Wer sind wir heute als Community?
Heute findest du Lindy Hop auf jedem Kontinent und in fast jeder Stadt. Die Community wächst und gedeiht. Allerdings müssen wir feststellen, dass die Community in Nordamerika und Europa mit überwältigender Mehrheit weiß ist. Und auch weltweit gibt es nur wenig Schwarze Menschen, die in der Community sichtbar sind. Insbesondere vor dem Hintergrund, dass der Tanz ursprünglich als Zuflucht für eine unterdrückte Schwarze Amerikanische Minderheit entstand und ihr ein Ausdruck der Freude und der Freiheit bot, ist diese Beobachtung mehr als bedenklich.
Heutzutage sind viele in der Community gerade dabei, dieser Entwicklung entgegenzuwirken, um einen Ort zu schaffen, in dem sich People of Colour, insbesondere Schwarz Amerikaner:innen, willkommen, wertgeschätzt und gehört fühlen.
Und dein Beitrag zählt!
Wie kann ich der Lindy Hop-Community helfen?
- Suche aktiv nach historischen Informationen und informiere dich über die Geschichten der damaligen Tänzer*innen und über die Musik und ihre Bedeutung.
- Beteilige dich an Austausche innerhalb der Community. Es gibt beispielsweise mehrere Organisationen, die Podiumsdiskussionen, Buchklubs, Kurse mit Fokus auf Geschichte und Kultur und andere Angebote organisieren. Wir haben einige davon weiter unten verlinkt. Wir möchten dennoch ermutigen, weiterzusuchen und auch lokale Gruppen zu finden.
- Frage deine Lehrer*innen nach historischen Informationen und kulturellem Kontext und unterstütze ihr Bemühen, diesem Thema mehr Zeit und Energie zu widmen.
Collective Voices For Change
CVFC organisiert Seminare über Themen, die dir helfen, mehr über ethnische Ungleichheit und kulturelle Aneignung in der Jazz- und Swing-Community zu erfahren.

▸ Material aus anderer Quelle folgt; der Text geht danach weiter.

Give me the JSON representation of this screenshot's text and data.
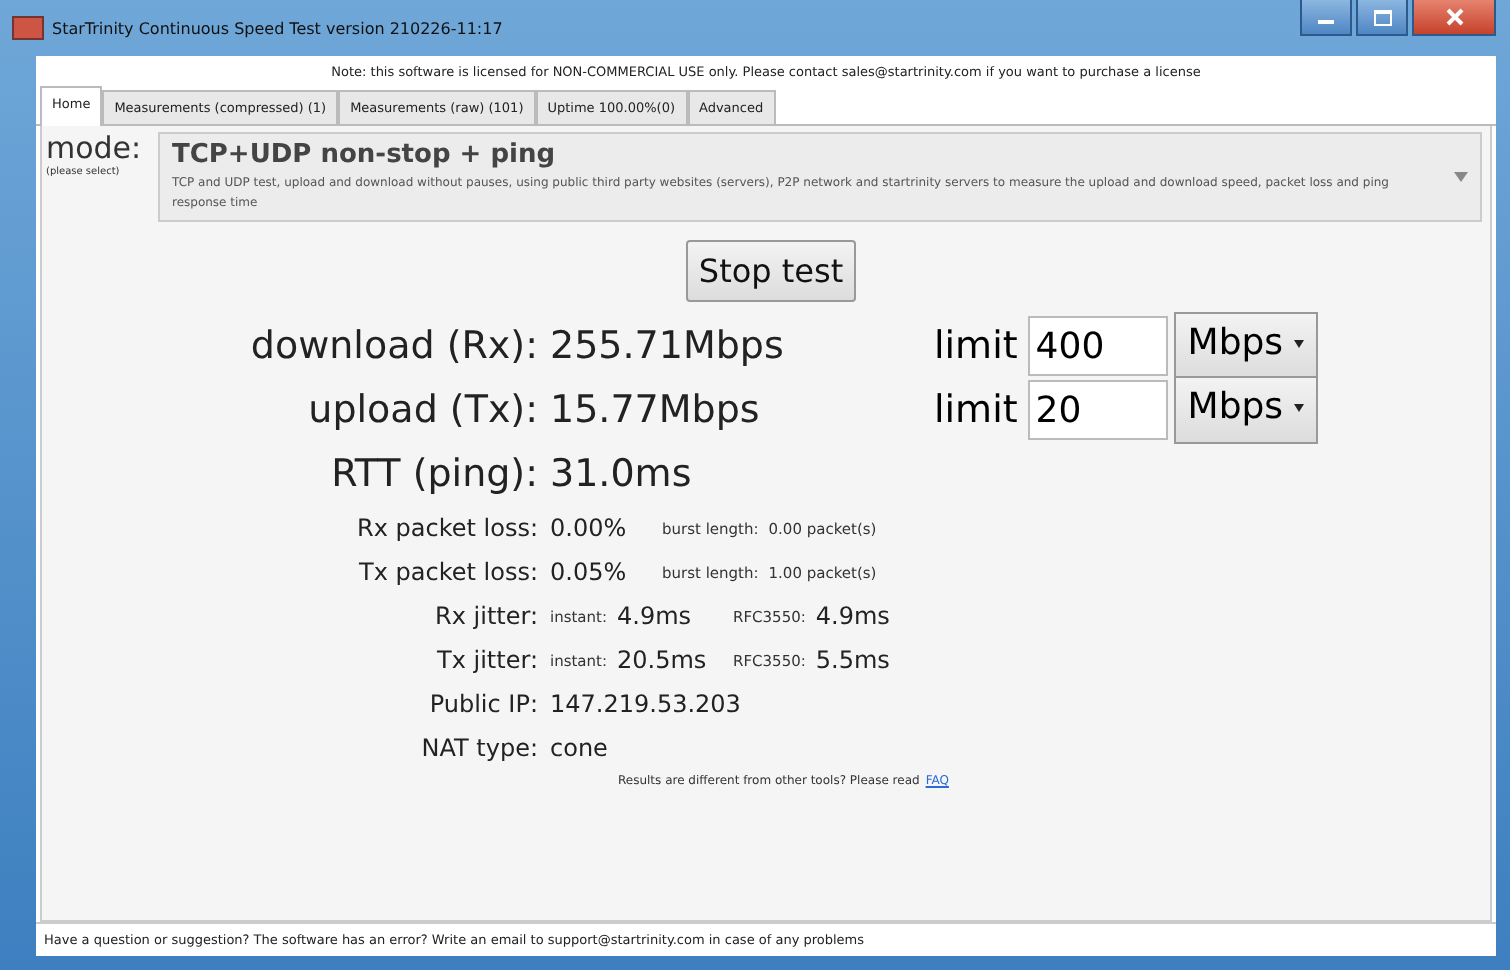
{
  "window": {
    "title": "StarTrinity Continuous Speed Test version 210226-11:17"
  },
  "notice": "Note: this software is licensed for NON-COMMERCIAL USE only. Please contact sales@startrinity.com if you want to purchase a license",
  "tabs": [
    {
      "label": "Home",
      "selected": true
    },
    {
      "label": "Measurements (compressed) (1)",
      "selected": false
    },
    {
      "label": "Measurements (raw) (101)",
      "selected": false
    },
    {
      "label": "Uptime 100.00%(0)",
      "selected": false
    },
    {
      "label": "Advanced",
      "selected": false
    }
  ],
  "mode": {
    "label": "mode:",
    "hint": "(please select)",
    "title": "TCP+UDP non-stop + ping",
    "description": "TCP and UDP test, upload and download without pauses, using public third party websites (servers), P2P network and startrinity servers to measure the upload and download speed, packet loss and ping response time"
  },
  "stop_button": "Stop test",
  "speeds": [
    {
      "label": "download (Rx):",
      "value": "255.71Mbps",
      "limit_label": "limit",
      "limit_value": "400",
      "unit": "Mbps"
    },
    {
      "label": "upload (Tx):",
      "value": "15.77Mbps",
      "limit_label": "limit",
      "limit_value": "20",
      "unit": "Mbps"
    }
  ],
  "rtt": {
    "label": "RTT (ping):",
    "value": "31.0ms"
  },
  "packet_loss": [
    {
      "label": "Rx packet loss:",
      "value": "0.00%",
      "burst_label": "burst length:",
      "burst_value": "0.00 packet(s)"
    },
    {
      "label": "Tx packet loss:",
      "value": "0.05%",
      "burst_label": "burst length:",
      "burst_value": "1.00 packet(s)"
    }
  ],
  "jitter": [
    {
      "label": "Rx jitter:",
      "instant_label": "instant:",
      "instant_value": "4.9ms",
      "rfc_label": "RFC3550:",
      "rfc_value": "4.9ms"
    },
    {
      "label": "Tx jitter:",
      "instant_label": "instant:",
      "instant_value": "20.5ms",
      "rfc_label": "RFC3550:",
      "rfc_value": "5.5ms"
    }
  ],
  "info": [
    {
      "label": "Public IP:",
      "value": "147.219.53.203"
    },
    {
      "label": "NAT type:",
      "value": "cone"
    }
  ],
  "faq": {
    "text": "Results are different from other tools? Please read",
    "link": "FAQ"
  },
  "status_bar": "Have a question or suggestion? The software has an error? Write an email to support@startrinity.com in case of any problems"
}
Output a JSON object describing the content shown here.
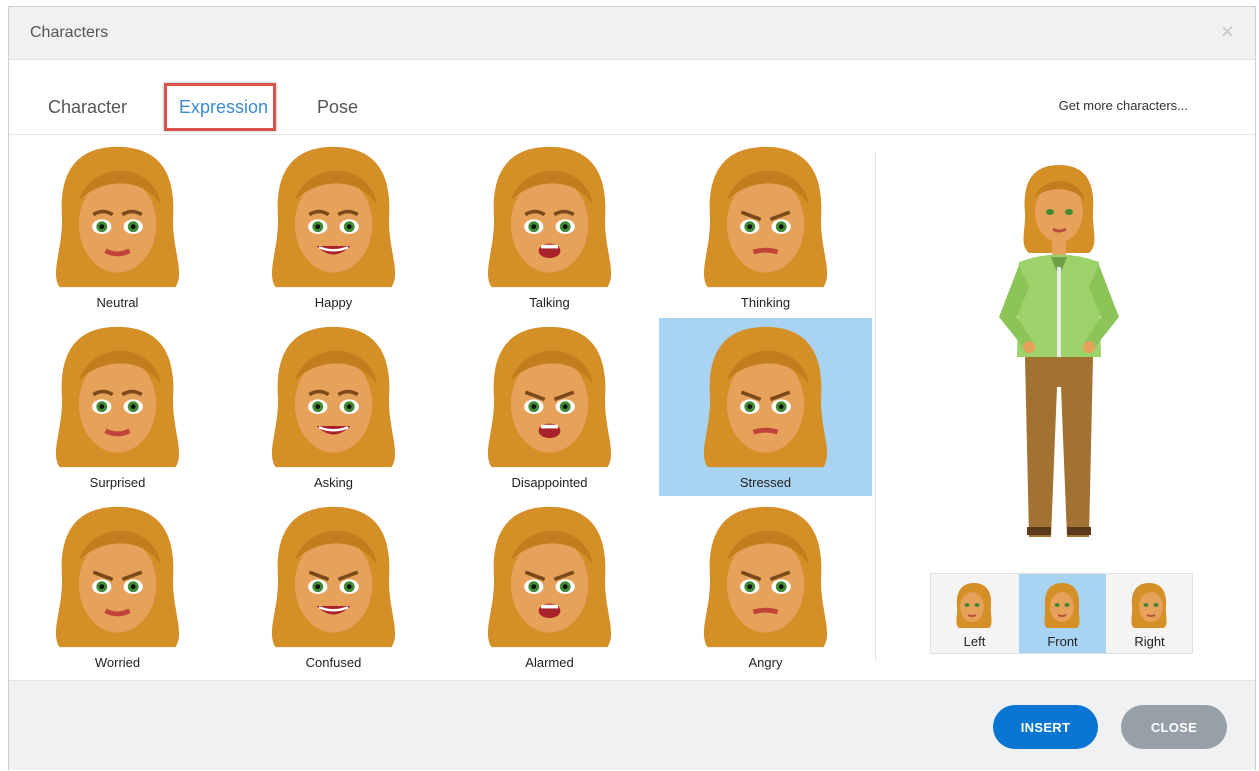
{
  "dialog": {
    "title": "Characters",
    "close_glyph": "×"
  },
  "tabs": [
    {
      "label": "Character",
      "active": false
    },
    {
      "label": "Expression",
      "active": true
    },
    {
      "label": "Pose",
      "active": false
    }
  ],
  "more_link": "Get more characters...",
  "expressions": [
    {
      "label": "Neutral",
      "selected": false
    },
    {
      "label": "Happy",
      "selected": false
    },
    {
      "label": "Talking",
      "selected": false
    },
    {
      "label": "Thinking",
      "selected": false
    },
    {
      "label": "Surprised",
      "selected": false
    },
    {
      "label": "Asking",
      "selected": false
    },
    {
      "label": "Disappointed",
      "selected": false
    },
    {
      "label": "Stressed",
      "selected": true
    },
    {
      "label": "Worried",
      "selected": false
    },
    {
      "label": "Confused",
      "selected": false
    },
    {
      "label": "Alarmed",
      "selected": false
    },
    {
      "label": "Angry",
      "selected": false
    }
  ],
  "views": [
    {
      "label": "Left",
      "active": false
    },
    {
      "label": "Front",
      "active": true
    },
    {
      "label": "Right",
      "active": false
    }
  ],
  "footer": {
    "insert_label": "INSERT",
    "close_label": "CLOSE"
  },
  "colors": {
    "accent": "#0a76d3",
    "selection": "#a9d3f3",
    "tab_highlight": "#d9534f"
  }
}
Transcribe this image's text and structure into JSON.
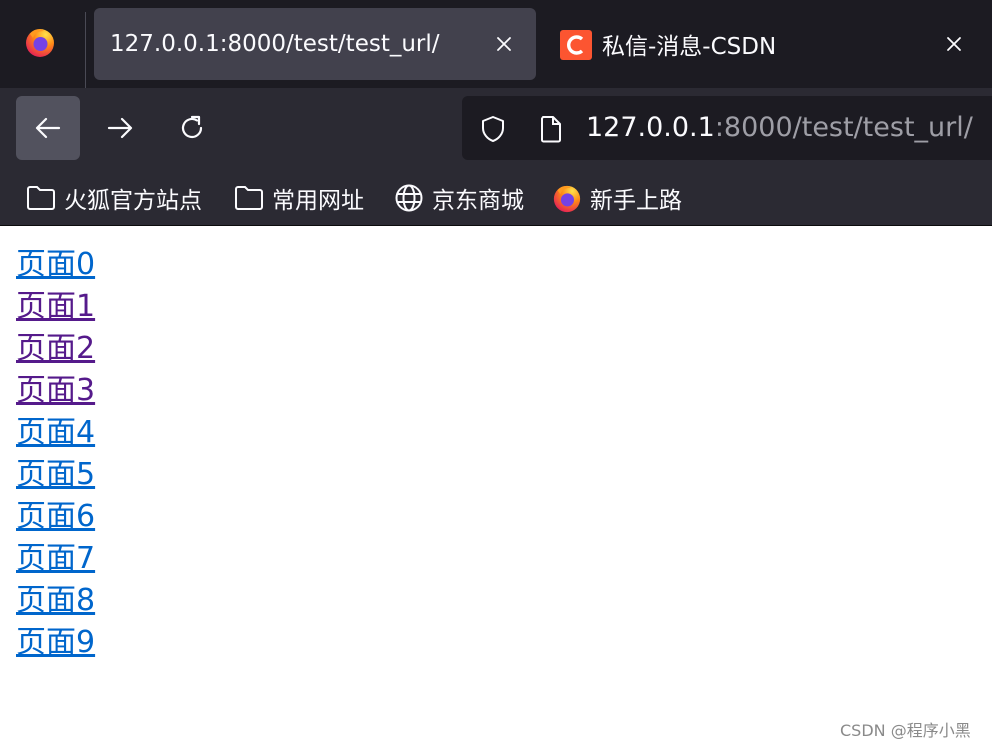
{
  "tabs": [
    {
      "title": "127.0.0.1:8000/test/test_url/",
      "active": true
    },
    {
      "title": "私信-消息-CSDN",
      "active": false,
      "favicon": "csdn-icon"
    }
  ],
  "nav": {
    "url_host": "127.0.0.1",
    "url_rest": ":8000/test/test_url/"
  },
  "bookmarks": [
    {
      "label": "火狐官方站点",
      "icon": "folder-icon"
    },
    {
      "label": "常用网址",
      "icon": "folder-icon"
    },
    {
      "label": "京东商城",
      "icon": "globe-icon"
    },
    {
      "label": "新手上路",
      "icon": "firefox-icon"
    }
  ],
  "links": [
    {
      "label": "页面0",
      "visited": false
    },
    {
      "label": "页面1",
      "visited": true
    },
    {
      "label": "页面2",
      "visited": true
    },
    {
      "label": "页面3",
      "visited": true
    },
    {
      "label": "页面4",
      "visited": false
    },
    {
      "label": "页面5",
      "visited": false
    },
    {
      "label": "页面6",
      "visited": false
    },
    {
      "label": "页面7",
      "visited": false
    },
    {
      "label": "页面8",
      "visited": false
    },
    {
      "label": "页面9",
      "visited": false
    }
  ],
  "colors": {
    "link": "#0066cc",
    "visited": "#551a8b"
  },
  "watermark": "CSDN @程序小黑"
}
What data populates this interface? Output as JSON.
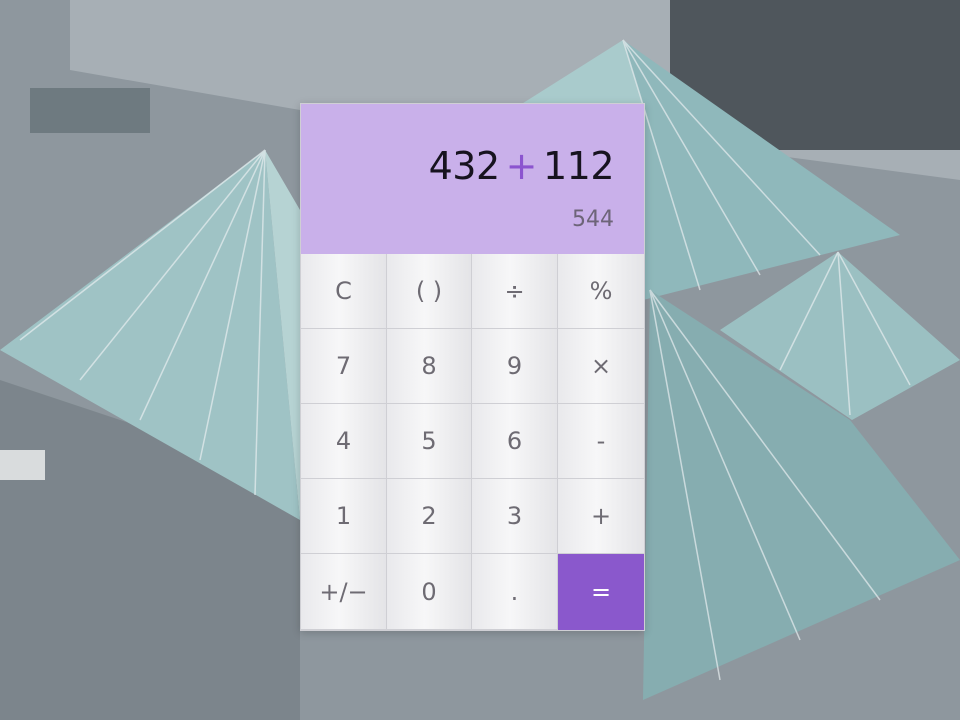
{
  "display": {
    "left_operand": "432",
    "operator": "+",
    "right_operand": "112",
    "result": "544"
  },
  "keypad": [
    {
      "label": "C",
      "name": "clear-key"
    },
    {
      "label": "( )",
      "name": "parentheses-key"
    },
    {
      "label": "÷",
      "name": "divide-key"
    },
    {
      "label": "%",
      "name": "percent-key"
    },
    {
      "label": "7",
      "name": "digit-7-key"
    },
    {
      "label": "8",
      "name": "digit-8-key"
    },
    {
      "label": "9",
      "name": "digit-9-key"
    },
    {
      "label": "×",
      "name": "multiply-key"
    },
    {
      "label": "4",
      "name": "digit-4-key"
    },
    {
      "label": "5",
      "name": "digit-5-key"
    },
    {
      "label": "6",
      "name": "digit-6-key"
    },
    {
      "label": "-",
      "name": "subtract-key"
    },
    {
      "label": "1",
      "name": "digit-1-key"
    },
    {
      "label": "2",
      "name": "digit-2-key"
    },
    {
      "label": "3",
      "name": "digit-3-key"
    },
    {
      "label": "+",
      "name": "add-key"
    },
    {
      "label": "+∕−",
      "name": "sign-toggle-key"
    },
    {
      "label": "0",
      "name": "digit-0-key"
    },
    {
      "label": ".",
      "name": "decimal-key"
    },
    {
      "label": "=",
      "name": "equals-key"
    }
  ],
  "colors": {
    "display_bg": "#c9b0ea",
    "accent": "#8a58cc",
    "operator_text": "#8b54cf",
    "key_text": "#6e6b73"
  }
}
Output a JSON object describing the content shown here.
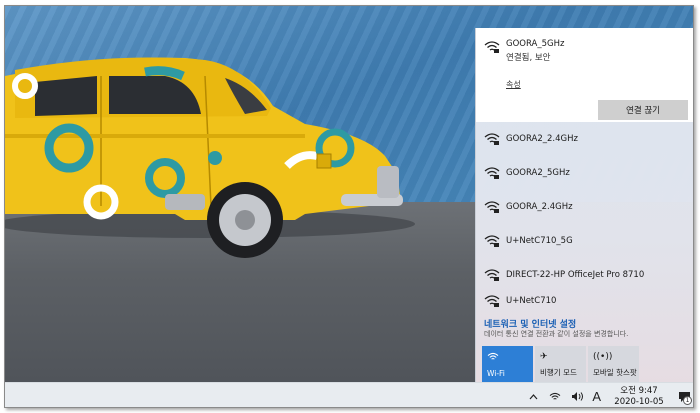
{
  "network": {
    "connected": {
      "name": "GOORA_5GHz",
      "status": "연결됨, 보안",
      "properties_link": "속성",
      "disconnect_label": "연결 끊기"
    },
    "available": [
      {
        "name": "GOORA2_2.4GHz",
        "secured": true
      },
      {
        "name": "GOORA2_5GHz",
        "secured": true
      },
      {
        "name": "GOORA_2.4GHz",
        "secured": true
      },
      {
        "name": "U+NetC710_5G",
        "secured": true
      },
      {
        "name": "DIRECT-22-HP OfficeJet Pro 8710",
        "secured": true
      },
      {
        "name": "U+NetC710",
        "secured": true
      }
    ],
    "settings_link": "네트워크 및 인터넷 설정",
    "settings_desc": "데이터 통신 연결 전환과 같이 설정을 변경합니다.",
    "quick_actions": [
      {
        "label": "Wi-Fi",
        "icon": "wifi-icon",
        "active": true
      },
      {
        "label": "비행기 모드",
        "icon": "airplane-icon",
        "active": false
      },
      {
        "label": "모바일 핫스팟",
        "icon": "hotspot-icon",
        "active": false
      }
    ]
  },
  "taskbar": {
    "ime_label": "A",
    "time": "오전 9:47",
    "date": "2020-10-05",
    "notification_count": "1",
    "icons": [
      "chevron-up-icon",
      "network-icon",
      "volume-icon"
    ]
  },
  "colors": {
    "accent": "#2d7fd6",
    "link": "#1a5fb4",
    "taskbar": "#e8ecf0"
  }
}
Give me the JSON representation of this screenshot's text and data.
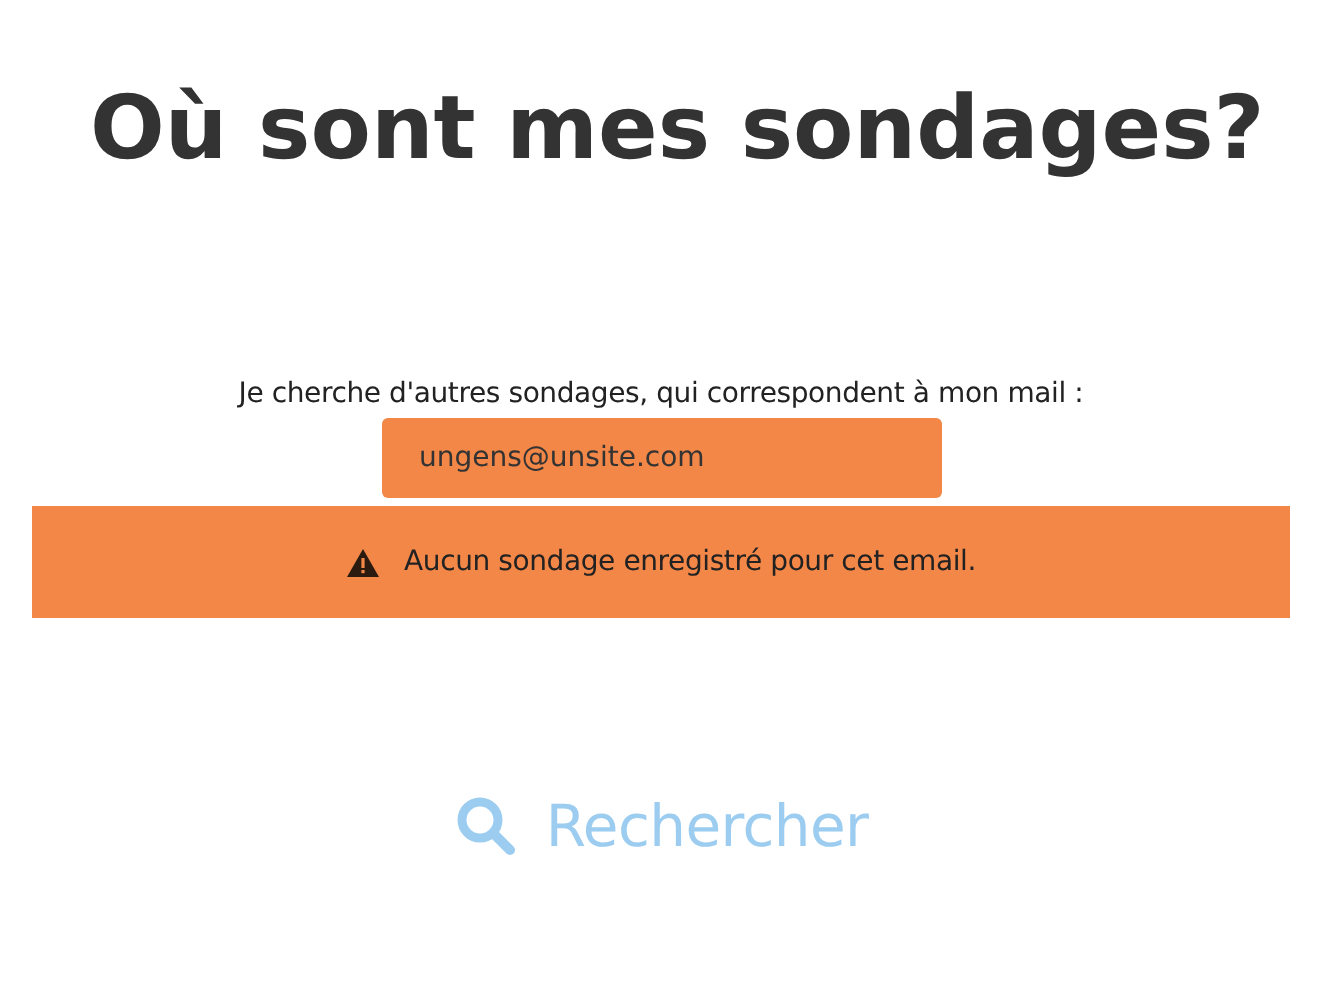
{
  "title": "Où sont mes sondages?",
  "email_label": "Je cherche d'autres sondages, qui correspondent à mon mail :",
  "email_field": {
    "value": "ungens@unsite.com"
  },
  "alert": {
    "message": "Aucun sondage enregistré pour cet email."
  },
  "search_button": {
    "label": "Rechercher"
  }
}
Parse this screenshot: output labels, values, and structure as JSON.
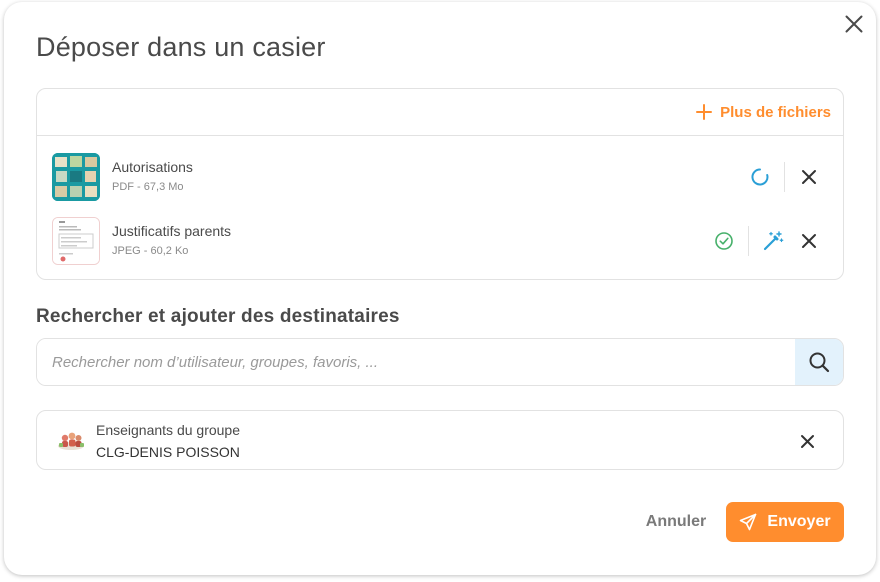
{
  "dialog": {
    "title": "Déposer dans un casier",
    "close_icon": "close-icon"
  },
  "files": {
    "add_more_label": "Plus de fichiers",
    "items": [
      {
        "name": "Autorisations",
        "meta": "PDF - 67,3 Mo",
        "status": "uploading",
        "status_icon": "loading-spinner-icon"
      },
      {
        "name": "Justificatifs parents",
        "meta": "JPEG - 60,2 Ko",
        "status": "done",
        "status_icon": "check-circle-icon",
        "edit_icon": "magic-wand-icon"
      }
    ]
  },
  "recipients": {
    "section_title": "Rechercher et ajouter des destinataires",
    "search_placeholder": "Rechercher nom d’utilisateur, groupes, favoris, ...",
    "search_value": "",
    "selected": [
      {
        "line1": "Enseignants du groupe",
        "line2": "CLG-DENIS POISSON"
      }
    ]
  },
  "footer": {
    "cancel_label": "Annuler",
    "send_label": "Envoyer"
  },
  "colors": {
    "accent": "#ff8d2e",
    "spinner": "#2a9fd6",
    "success": "#46b06a",
    "search_bg": "#e3f2fc"
  }
}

Außerdem gibt es in vielen Ländern lokale Gruppen, wo du dich in einem sicheren Umfeld austauschen kannst:
Black Lindy Hoppers Fund
Der BLHF fördert Schwarze Akteurinnen in der Swing-Community. Es werden gezielt Schwarze Tänzer*innen, Musiker*innen, Forscher*innen und Community-Gründer*innen aus der ganzen Welt unterstützt.
Frankie Manning Foundation
Die FMF führt die Arbeit des legendären Tänzers Frankie Manning durch Förderungen und Bildungsprogramme fort.